Note: It seems that the term inductive set has varying definitions. I am not referring (I think) to the definition used here, so this question is not a duplicate of that one.
Specifically, consider the definition found on p. 12 of Dudley, Real Analysis and Probability:
More generally, let $(X, <)$ be any partially ordered set. A subset $Y \subset X$ will be called inductive if, for every $x \in X$ such that $y \in Y$ for all $y \in X$ such that $y<x$, we have $x \in Y$.

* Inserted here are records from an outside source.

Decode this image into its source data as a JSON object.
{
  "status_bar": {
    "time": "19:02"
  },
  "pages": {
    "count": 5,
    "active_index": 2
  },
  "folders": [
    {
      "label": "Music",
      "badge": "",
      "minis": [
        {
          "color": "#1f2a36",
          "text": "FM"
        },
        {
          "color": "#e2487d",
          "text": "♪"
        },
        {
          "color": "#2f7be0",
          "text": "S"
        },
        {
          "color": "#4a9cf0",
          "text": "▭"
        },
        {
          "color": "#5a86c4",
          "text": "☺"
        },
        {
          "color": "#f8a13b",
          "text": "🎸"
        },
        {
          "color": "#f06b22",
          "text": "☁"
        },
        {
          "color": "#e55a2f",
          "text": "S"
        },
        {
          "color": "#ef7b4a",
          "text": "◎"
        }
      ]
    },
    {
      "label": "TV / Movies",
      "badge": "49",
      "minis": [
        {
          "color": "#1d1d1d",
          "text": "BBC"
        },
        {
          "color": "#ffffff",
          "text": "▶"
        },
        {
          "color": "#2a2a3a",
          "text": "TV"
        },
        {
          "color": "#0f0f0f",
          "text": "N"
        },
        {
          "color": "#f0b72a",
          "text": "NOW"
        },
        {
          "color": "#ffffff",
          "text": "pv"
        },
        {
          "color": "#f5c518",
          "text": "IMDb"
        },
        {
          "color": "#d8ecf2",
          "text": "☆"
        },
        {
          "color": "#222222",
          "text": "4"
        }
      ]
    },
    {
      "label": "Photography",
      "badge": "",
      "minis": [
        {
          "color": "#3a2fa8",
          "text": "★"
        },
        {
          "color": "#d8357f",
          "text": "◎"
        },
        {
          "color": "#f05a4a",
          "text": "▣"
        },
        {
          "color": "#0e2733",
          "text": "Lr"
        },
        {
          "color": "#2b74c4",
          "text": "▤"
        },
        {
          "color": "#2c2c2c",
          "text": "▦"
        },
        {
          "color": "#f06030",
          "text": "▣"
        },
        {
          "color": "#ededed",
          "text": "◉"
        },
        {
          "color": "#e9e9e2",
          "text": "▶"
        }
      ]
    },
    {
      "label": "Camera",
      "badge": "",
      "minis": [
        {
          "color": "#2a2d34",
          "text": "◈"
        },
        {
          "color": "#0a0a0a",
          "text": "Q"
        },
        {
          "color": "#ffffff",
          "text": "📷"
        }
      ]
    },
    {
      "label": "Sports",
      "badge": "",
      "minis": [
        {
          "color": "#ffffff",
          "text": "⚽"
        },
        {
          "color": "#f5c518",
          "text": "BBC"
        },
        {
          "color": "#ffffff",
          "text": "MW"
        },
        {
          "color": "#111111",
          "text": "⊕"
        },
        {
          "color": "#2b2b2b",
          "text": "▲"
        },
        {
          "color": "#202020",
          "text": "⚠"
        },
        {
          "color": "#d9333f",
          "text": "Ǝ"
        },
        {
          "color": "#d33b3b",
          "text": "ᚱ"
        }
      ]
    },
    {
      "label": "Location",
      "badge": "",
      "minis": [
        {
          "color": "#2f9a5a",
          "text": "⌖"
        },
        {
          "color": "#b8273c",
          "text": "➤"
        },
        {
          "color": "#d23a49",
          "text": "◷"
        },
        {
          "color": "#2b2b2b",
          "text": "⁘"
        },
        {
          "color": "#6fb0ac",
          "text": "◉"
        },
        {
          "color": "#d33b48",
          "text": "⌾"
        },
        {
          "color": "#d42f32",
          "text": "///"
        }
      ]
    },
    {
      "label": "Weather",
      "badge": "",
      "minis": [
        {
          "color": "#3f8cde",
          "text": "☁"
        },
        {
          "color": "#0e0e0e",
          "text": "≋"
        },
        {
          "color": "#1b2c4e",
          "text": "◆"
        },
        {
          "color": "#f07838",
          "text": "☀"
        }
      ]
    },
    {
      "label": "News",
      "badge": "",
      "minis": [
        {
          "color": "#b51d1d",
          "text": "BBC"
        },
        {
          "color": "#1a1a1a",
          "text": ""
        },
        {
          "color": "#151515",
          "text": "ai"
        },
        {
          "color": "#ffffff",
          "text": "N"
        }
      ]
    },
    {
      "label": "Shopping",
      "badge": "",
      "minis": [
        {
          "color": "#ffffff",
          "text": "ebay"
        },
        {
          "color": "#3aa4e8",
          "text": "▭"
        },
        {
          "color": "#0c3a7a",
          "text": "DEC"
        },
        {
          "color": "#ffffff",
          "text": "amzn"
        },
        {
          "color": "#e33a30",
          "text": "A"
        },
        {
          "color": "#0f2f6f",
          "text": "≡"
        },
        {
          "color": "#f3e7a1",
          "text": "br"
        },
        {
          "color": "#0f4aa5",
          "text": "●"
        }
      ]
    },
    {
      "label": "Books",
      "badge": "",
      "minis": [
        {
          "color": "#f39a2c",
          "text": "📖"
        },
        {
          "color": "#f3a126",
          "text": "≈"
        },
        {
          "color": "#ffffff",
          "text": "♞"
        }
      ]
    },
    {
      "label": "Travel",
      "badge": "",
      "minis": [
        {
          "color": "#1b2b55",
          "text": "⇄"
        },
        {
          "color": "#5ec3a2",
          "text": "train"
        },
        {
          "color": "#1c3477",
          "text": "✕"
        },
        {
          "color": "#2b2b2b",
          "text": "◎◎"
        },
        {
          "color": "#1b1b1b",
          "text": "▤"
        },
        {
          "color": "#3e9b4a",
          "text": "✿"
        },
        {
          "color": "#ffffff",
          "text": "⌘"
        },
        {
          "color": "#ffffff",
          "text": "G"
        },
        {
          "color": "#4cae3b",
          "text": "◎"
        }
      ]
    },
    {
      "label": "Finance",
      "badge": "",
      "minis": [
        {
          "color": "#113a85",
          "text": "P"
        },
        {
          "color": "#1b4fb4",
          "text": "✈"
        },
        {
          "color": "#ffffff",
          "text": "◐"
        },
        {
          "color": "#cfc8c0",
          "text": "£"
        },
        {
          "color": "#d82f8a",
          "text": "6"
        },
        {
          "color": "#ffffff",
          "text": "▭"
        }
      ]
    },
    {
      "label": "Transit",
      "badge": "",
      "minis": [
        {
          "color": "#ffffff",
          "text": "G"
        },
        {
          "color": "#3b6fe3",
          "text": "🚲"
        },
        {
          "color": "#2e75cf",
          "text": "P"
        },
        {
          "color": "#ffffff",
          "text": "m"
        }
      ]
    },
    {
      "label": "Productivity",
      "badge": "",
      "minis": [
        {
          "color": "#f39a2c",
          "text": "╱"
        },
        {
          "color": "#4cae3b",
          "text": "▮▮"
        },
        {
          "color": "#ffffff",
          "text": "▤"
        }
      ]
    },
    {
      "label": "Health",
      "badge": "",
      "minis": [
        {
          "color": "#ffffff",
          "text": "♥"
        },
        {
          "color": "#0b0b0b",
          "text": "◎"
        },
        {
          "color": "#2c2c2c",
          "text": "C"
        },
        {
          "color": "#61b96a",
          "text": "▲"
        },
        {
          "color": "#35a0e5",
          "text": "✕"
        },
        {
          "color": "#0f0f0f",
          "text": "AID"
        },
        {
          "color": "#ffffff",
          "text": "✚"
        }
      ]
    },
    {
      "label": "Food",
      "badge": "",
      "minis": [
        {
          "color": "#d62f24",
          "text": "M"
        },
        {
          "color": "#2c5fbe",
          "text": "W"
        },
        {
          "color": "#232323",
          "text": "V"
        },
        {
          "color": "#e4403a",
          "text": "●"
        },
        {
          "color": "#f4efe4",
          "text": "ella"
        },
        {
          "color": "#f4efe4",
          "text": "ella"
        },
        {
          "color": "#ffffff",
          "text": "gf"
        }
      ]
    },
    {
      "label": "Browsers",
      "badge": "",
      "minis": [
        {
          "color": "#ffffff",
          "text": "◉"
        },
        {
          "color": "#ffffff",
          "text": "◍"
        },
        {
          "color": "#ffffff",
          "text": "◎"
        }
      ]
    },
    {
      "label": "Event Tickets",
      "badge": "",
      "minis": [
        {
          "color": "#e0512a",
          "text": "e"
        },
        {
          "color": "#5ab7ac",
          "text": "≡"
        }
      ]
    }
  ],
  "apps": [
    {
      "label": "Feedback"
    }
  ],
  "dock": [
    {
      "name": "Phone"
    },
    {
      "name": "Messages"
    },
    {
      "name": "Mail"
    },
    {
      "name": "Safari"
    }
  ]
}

The author then goes on to state that the set $( -\infty, 0)$ in $\mathbb{R}$ is inductive (presumably $\mathbb{R}$ with the standard partial order is meant), but:
Question: Is that a typo? I.e. how is $(-\infty, 0)$ inductive using the above definition? It seems like $(-\infty, 0]$ might be inductive using the above definition, but not $(- \infty, 0)$.
Either a correction of my flawed reasoning, or a sanity check that it is indeed a typo, would help.
(Flawed) reasoning: If we take $X = \mathbb{R}$ and $Y = (-\infty, 0)$, then seemingly $0 \in X$ is such that for all $y \in \mathbb{R}$ with $y < 0$, $ y \in (-\infty, 0)$. (That's literally the definition of that half-open interval, right?) So then seemingly by the definition of inductive set, if $(-\infty, 0)$ were inductive, we would have $0 \in (-\infty,0)$, which is obviously untrue.
However, the way the definition is worded in Dudley is very confusing to me and it seems likely that I am messing up the order of logical quantifiers and connectives to get a non-equivalent statement in my mind, in particular how I am thinking of the definition is as follows:
A subset $Y \subset X$ is inductive if, for all $x \in X$ such that ($y<x \implies y \in Y$), $x \in Y$.
(Now that I write it out my wording of the definition, in addition to most likely being wrong, is also rather opaque.) Anyway, $y <0$ clearly implies $y \in (-\infty, 0)$, hence my "reasoning" above.
To clarify the definition, Y subset X is inductive when
for all x in X, if (for all y < x, y in Y), then x in Y.
Implied quantifiers create confusion and though popular, should not be used.
(-oo,0) is not inductive because of 0. (-oo,0] is inductive.